5. We acknowledge that future research and harmonization efforts might result not in a precise threshold value, but in a definition of a range of highly uncertain borderline values. We discuss this possibility in section 4: “It is possible that further work will unify thresholds by establishing a “gray zone” that will delineate the value ranges of indeterminate scans.”
6. The paper would be strengthened with a more detailed methods section, such as the image acquisition and preprocessing steps.

Thank you for your comment. We appreciate the importance of providing detailed information regarding the imaging acquisition procedure and the scanners used, as well as the image processing steps, to ensure the reproducibility and clarity of our methods.

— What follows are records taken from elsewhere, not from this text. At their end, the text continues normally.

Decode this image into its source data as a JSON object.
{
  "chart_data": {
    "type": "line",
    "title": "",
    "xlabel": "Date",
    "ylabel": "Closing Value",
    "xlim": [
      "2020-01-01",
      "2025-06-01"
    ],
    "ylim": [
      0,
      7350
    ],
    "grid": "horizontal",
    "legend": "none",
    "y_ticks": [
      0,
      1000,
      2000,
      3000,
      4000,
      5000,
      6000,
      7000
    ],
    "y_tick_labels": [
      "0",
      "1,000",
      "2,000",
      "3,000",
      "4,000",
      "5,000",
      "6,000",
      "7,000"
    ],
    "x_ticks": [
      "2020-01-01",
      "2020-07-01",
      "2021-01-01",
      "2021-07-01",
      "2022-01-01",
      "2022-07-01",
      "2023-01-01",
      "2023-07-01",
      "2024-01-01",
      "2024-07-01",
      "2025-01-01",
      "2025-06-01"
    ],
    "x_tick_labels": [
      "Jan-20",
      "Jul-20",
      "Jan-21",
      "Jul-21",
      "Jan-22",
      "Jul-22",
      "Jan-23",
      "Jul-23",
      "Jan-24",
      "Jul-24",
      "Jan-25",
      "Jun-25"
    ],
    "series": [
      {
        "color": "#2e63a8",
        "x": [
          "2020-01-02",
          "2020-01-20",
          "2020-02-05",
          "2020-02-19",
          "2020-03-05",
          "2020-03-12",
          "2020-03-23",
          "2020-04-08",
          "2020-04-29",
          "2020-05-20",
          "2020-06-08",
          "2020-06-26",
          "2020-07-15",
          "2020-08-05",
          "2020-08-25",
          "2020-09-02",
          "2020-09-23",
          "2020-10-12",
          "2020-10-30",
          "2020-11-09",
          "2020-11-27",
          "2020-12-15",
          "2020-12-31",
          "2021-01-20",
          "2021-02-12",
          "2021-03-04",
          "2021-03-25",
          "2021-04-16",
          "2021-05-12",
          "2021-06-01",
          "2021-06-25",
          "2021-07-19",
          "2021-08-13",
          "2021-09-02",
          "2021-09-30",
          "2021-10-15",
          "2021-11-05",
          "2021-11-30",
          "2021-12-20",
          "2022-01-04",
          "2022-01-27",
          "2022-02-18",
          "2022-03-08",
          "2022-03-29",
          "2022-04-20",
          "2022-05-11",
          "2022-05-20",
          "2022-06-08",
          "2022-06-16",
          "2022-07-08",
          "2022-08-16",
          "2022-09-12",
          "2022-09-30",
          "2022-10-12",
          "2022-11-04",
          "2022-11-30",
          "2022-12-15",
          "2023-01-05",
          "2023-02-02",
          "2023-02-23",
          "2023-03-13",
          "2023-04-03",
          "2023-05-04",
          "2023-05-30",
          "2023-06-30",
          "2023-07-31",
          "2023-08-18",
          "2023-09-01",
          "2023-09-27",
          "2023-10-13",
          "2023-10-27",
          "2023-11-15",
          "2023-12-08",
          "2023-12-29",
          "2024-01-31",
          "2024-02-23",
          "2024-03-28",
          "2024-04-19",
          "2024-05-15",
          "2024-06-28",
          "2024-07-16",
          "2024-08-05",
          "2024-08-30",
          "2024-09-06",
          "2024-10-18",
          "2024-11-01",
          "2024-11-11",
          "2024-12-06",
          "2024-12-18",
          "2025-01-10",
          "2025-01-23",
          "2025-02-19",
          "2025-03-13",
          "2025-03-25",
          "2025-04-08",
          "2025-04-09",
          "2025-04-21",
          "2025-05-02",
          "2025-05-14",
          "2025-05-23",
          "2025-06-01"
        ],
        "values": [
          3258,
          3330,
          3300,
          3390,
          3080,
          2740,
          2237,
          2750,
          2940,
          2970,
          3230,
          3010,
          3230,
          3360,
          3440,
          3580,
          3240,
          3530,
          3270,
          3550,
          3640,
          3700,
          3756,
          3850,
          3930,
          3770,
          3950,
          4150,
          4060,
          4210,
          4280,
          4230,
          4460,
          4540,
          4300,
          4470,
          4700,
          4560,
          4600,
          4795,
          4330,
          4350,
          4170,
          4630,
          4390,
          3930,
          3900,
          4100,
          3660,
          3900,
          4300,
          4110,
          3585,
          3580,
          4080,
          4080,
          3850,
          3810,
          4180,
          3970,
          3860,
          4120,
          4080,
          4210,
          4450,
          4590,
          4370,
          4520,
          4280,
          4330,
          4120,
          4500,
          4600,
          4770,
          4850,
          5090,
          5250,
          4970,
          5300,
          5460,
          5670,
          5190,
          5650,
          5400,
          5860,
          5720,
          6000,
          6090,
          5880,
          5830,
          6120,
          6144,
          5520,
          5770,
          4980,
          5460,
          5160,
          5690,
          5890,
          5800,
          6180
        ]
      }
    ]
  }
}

The following paragraph was added to Section 2.2:

“The patients in the three multicenter clinical trials were imaged using gamma cameras having either two or three detectors fitted with low energy, high-resolution (LEHR) collimators.  The images were acquired for 30 minutes duration starting 3 to 3.5 hours after injection of between 2.5 and 6 mCi (92-222 MBq) of ioflupane using an energy window of either 15% or 20% and a pixel size between 3 and 4.5 mm.  Reconstruction was performed using the default DaTQUANT parameters of OSEM 2i10s, 3D low-pass post-filter with cut-off frequency 0.6 cycles/pixel and power 10, and no corrections were applied.  After automatic registration to the standard striatal template, the striatal and occipital volumes of interest were adjusted manually (only if necessary to accommodate any slight variations in patient anatomy).”

Round 2

Reviewer 2 Report

Comments and Suggestions for Authors

The authors have provided a satisfatory response to the issues raised.